BloodSky Blades'lerinden biri belinde kınında duruyordu, bu da Kane'in tam olarak elinden geleni yapmadığının bir göstergesiydi.
“Çeneni kapa!” diye kükredi Beno, saldırılarının hızını artırarak. Kılıcı o kadar hızlı hareket ediyordu ki neredeyse görünmezdi, her vuruş Kane'in kılıcıyla buluştuğunda yankılanıyordu.
Pat!
Şiddetli çarpışma Kane'in Kana Susamış Kılıcı'nın şiddetle titremesine neden oldu.
“Görünüşe göre Hatzfeld sana sadece Unutulma İksiri'ni vermiş,” diye belirtti Kane. Genellikle, Unutulma İksiri'ne başka bir şey eşlik ederdi: Bir kılıç tekniği ve bir büyü kitabının birleşimi olan Unutulma Ruhu. Güneş Evi tarafından gizlice yayınlanan yasak bir kitaptı, ya kullanıcının hayatı pahasına muazzam bir güç verebilir ya da ağır yaralıları iyileştirebilirdi.
İnanılmaz derecede tehlikeli bir eserdi.
'Görünüşe göre Meyer Ailesi henüz Oblivion Ruhu'nu yayınlamamış. Aslında, Oblivion Ruhu ancak mutant canavarların ikinci dalgasından sonra yayınlandı, değil mi?'
Oblivion'un Ruhu, Oblivion Şövalyeleri'nin gücüydü ve Şeytan Ormanı'nın enerjisiyle dövülmüştü.
İnsanlık dünyasında asla serbest bırakılmaması gereken bir şeydi.
Bir zamanlar insan dünyasına inmiş bir tanrı göklere dönmeden önce bir uyarı bırakmışlardı: Eğer Oblivion Şövalyeleri dünyayı bir kaosa sürüklerse, gökler buna seyirci kalmayacaktı.
Bu, tanrıların bir kez daha insan dünyasına müdahale edeceği anlamına geliyordu.
'Meyer Ailesi'nin amacı, Oblivion Ruhu'nu kullanarak bir tanrıyı çağırmak ve böylece kendilerine meydan okuyan Kan Şövalyeleri'nin kan hattını yok etmektir.'
Geçmiş yaşamında, tanrıların inişi neredeyse gerçekleşmişti. Kane buna tanıklık edecek kadar yaşamamış olsa da, şimdi işler farklıydı.

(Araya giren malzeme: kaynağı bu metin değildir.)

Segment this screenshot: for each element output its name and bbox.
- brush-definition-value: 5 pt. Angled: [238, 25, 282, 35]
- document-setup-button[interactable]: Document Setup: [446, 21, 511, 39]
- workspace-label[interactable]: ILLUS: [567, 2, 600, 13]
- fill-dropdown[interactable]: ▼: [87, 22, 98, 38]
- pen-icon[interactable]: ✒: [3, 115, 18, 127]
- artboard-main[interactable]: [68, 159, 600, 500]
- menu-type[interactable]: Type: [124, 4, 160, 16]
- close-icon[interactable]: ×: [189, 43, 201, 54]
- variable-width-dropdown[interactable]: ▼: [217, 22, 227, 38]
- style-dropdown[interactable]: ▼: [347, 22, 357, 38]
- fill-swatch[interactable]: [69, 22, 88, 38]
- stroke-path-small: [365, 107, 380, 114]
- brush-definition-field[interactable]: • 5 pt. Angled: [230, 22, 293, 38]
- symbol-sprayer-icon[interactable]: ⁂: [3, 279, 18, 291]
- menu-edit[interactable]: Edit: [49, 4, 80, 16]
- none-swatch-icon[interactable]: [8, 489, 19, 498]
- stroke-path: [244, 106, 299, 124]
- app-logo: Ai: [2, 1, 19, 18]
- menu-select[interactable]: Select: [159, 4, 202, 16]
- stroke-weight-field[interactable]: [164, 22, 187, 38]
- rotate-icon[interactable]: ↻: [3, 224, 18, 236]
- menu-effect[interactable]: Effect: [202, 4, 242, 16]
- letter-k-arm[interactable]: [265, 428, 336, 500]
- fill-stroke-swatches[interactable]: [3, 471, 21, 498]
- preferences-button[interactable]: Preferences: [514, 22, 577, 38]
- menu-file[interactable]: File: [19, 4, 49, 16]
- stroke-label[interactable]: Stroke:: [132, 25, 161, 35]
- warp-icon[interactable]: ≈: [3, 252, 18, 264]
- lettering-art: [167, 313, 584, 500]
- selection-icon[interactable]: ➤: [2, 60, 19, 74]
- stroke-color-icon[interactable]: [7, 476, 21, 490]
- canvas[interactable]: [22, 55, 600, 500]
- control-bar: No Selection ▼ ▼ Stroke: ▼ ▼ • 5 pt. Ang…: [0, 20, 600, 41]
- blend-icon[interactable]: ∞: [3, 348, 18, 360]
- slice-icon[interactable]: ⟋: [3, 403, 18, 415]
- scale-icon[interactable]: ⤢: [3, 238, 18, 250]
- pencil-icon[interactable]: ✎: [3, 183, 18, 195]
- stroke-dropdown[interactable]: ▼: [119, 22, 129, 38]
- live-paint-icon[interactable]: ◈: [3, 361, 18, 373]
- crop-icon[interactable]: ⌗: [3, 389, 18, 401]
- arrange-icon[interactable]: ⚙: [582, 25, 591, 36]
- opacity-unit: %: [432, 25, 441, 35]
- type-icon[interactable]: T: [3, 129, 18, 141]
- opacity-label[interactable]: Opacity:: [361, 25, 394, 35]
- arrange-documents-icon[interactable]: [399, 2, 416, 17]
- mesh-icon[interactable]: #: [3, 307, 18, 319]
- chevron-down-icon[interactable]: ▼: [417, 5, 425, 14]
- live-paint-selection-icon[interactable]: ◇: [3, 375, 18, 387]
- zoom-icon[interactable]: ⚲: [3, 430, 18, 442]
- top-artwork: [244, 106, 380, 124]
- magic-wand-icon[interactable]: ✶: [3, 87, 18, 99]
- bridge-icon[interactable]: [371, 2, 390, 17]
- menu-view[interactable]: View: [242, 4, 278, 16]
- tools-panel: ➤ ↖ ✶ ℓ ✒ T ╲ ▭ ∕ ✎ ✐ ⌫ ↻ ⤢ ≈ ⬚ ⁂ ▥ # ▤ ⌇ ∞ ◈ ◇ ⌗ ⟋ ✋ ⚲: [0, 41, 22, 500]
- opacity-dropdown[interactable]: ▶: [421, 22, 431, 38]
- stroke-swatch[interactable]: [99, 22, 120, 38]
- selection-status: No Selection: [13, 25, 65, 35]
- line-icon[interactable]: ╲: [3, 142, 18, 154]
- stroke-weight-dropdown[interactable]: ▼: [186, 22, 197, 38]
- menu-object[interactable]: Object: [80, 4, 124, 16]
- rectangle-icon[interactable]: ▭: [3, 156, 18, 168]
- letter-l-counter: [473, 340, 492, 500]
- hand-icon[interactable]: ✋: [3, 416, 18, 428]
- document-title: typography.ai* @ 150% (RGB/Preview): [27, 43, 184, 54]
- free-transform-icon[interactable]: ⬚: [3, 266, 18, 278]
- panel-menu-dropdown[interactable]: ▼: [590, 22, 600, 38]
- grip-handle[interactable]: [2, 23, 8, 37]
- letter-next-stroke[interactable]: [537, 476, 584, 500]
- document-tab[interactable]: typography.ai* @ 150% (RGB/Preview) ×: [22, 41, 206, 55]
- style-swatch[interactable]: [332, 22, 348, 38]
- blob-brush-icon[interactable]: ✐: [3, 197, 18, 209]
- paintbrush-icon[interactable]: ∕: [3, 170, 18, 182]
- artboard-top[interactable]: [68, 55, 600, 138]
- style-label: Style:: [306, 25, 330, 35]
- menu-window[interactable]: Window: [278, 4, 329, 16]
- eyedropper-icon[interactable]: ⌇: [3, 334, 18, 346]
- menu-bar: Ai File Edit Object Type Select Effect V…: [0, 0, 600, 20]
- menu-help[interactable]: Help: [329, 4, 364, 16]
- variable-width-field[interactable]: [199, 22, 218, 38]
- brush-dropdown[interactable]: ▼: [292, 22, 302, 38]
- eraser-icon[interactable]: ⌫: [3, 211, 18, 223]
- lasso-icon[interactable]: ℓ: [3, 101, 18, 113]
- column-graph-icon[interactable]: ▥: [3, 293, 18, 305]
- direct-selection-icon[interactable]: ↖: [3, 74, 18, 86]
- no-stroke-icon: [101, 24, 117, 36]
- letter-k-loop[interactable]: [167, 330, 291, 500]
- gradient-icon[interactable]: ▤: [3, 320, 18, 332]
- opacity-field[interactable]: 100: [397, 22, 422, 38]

'Ben bir Kan Şövalyesi olduğum sürece, Meyer Ailesi Hatzfeld'i Rehinar'a amansızca saldırmak için kullanmaya devam edecek. Bu olmadan önce planlarını engellemeliyim.'
Ancak bu şekilde Rehinar güvende kalabilirdi.
Rehinar, Kan Şövalyeleri'nin kanının en güçlü olduğu yerdi. Rehinar'ın Hatzfeld aracılığıyla düşüşü tamamen Solar Clan: Meyer Ailesi tarafından düzenlenmişti.
“Planlarının gerçekleşmesine izin vermeyeceğim,” diye mırıldandı Kane.
Oblivion'un gücünü ele geçiren Beno'nun, Güneş Hanedanı'nın bunu kendi entrikaları için bir bahane olarak kullanmasını önlemek için ortadan kaldırılması gerekiyordu.
“Seni babanın yanına göndereceğim,” dedi Kane, kılıcı parıldarken.